Tubal disease affects around 30% of couples who undergo treatment for infertility. Tubal surgery remains an option for couples with financial, ethical, and/or religious concerns regarding in vitro fertilization (IVF). The fallopian tubes are necessary for conception. This is the site where the egg is released after it exits the ovarian follicle. The sperm travel up the vagina, through the cervix, and into the uterus.
Assessment of Tubal Damage
If tubal damage is suspected, a limited evaluation is required. Diagnostic tests include documentation of ovulation, which involves using basal body temperature records, luteal serum progesterone assays, and urine luteinizing hormone (LH) predictor kits. In addition, a semen analysis is performed on the male partner.
For women older than 35 years of age, follicle-stimulating hormone (FSH) testing is done to assess decreased ovarian reserve. To define the extent of tubal damage, a laparoscopy and hysterosalpingography are required.
According to the U. S. National Survey of Family Growth, around one million women have tubal ligation (sterilization) procedures each year. Of these women, one percent later have tubal reversal surgery. Tubal reanastomosis is a procedure used to open the tubes for conception. Two things that predict a poor prognosis after surgery are extensive cautery and removal of large segments of the fallopian tube.
Success rates after a tubal reanastomosis depend on maternal age, postoperative tube length, the number of tubes repaired, coexisting fertility factors, and the location of the anastomosis. Pregnancy rates range from 45% to 80%, according to studies. Compared to other surgical treatments for tubal disease, tubal reversal results in the highest pregnancy rates. This procedure is often used for couples who are not comfortable with IVF.

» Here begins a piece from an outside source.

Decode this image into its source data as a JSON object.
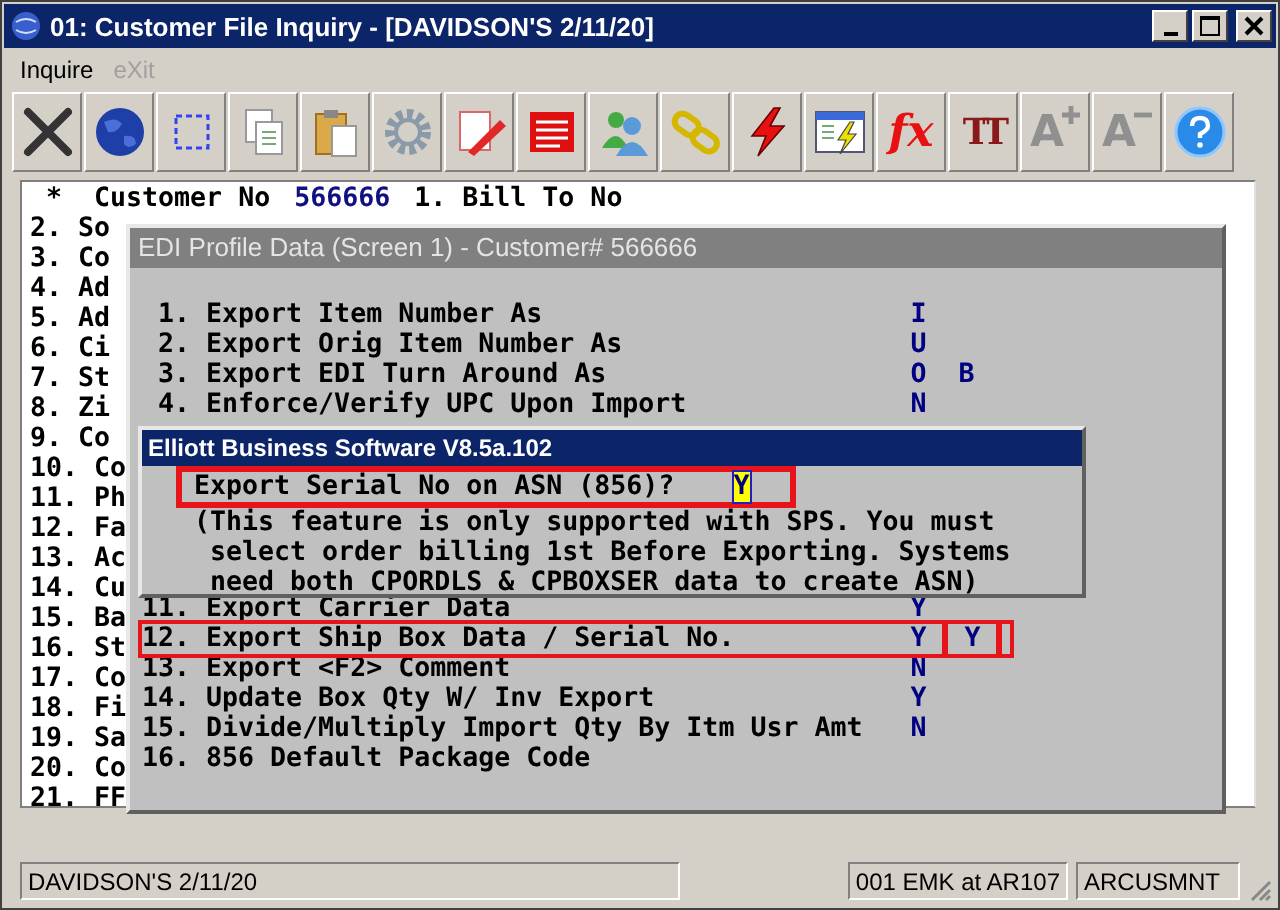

Fimbriolysis and Fimbrioplasty
Fimbriolysis is a procedure to treat distal tubal injury where there is no occlusion. A fimbria is a fingerlike projection at the end of the fallopian tube. Fimbriolysis is the separation of an attached fimbria. With fimbrioplasty, the surgeon repairs a partially occluded fimbria. The surgical outcomes of both fimbriolysis and fimbrioplasty are dependent on the severity of fimbria damage and tubal disease.
With minimal disease, pregnancy rates are higher than 50%, but with severe disease, pregnancy rates are lower, at around 25%. In addition, the risk for ectopic pregnancy increases to 12% following this procedure. If the couple cannot become pregnant after one year, IVF should be considered.
Neosalpingostomy is the surgical repair of a fallopian tube occlusion. A diagnosis of tubal occlusion is made using hysterosalpingography, but to define the stage and extent of tubal damage, laparoscopy is necessary. With mild occlusion, pregnancy rates are 70-80%. However, with severe disease, these rates drop to about 15%. Ectopic pregnancy risk following the procedure are around 10%, but this also depends on the degree of tubal damage.
When no pregnancy occurs after one year following the procedure, IVF is an option. For older women, IVF should be considered before the surgery, because the low probability of surgical success and the risk for ectopic pregnancy.
Proximal Tubal Recannulation
Proximal tubal cannulation employs hysteroscopic technology to repair the fallopian tubes. This surgery is used for upper tube occlusive disease. Causes of obstruction include endometriosis, infection, inflammation, and obliterative fibrosis.
Pregnancy rates following the procedure are as high as 85%, depending on the severity of damage. However, 28% of women experience reocclusion. The risk for ectopic pregnancy is around 12% with this procedure.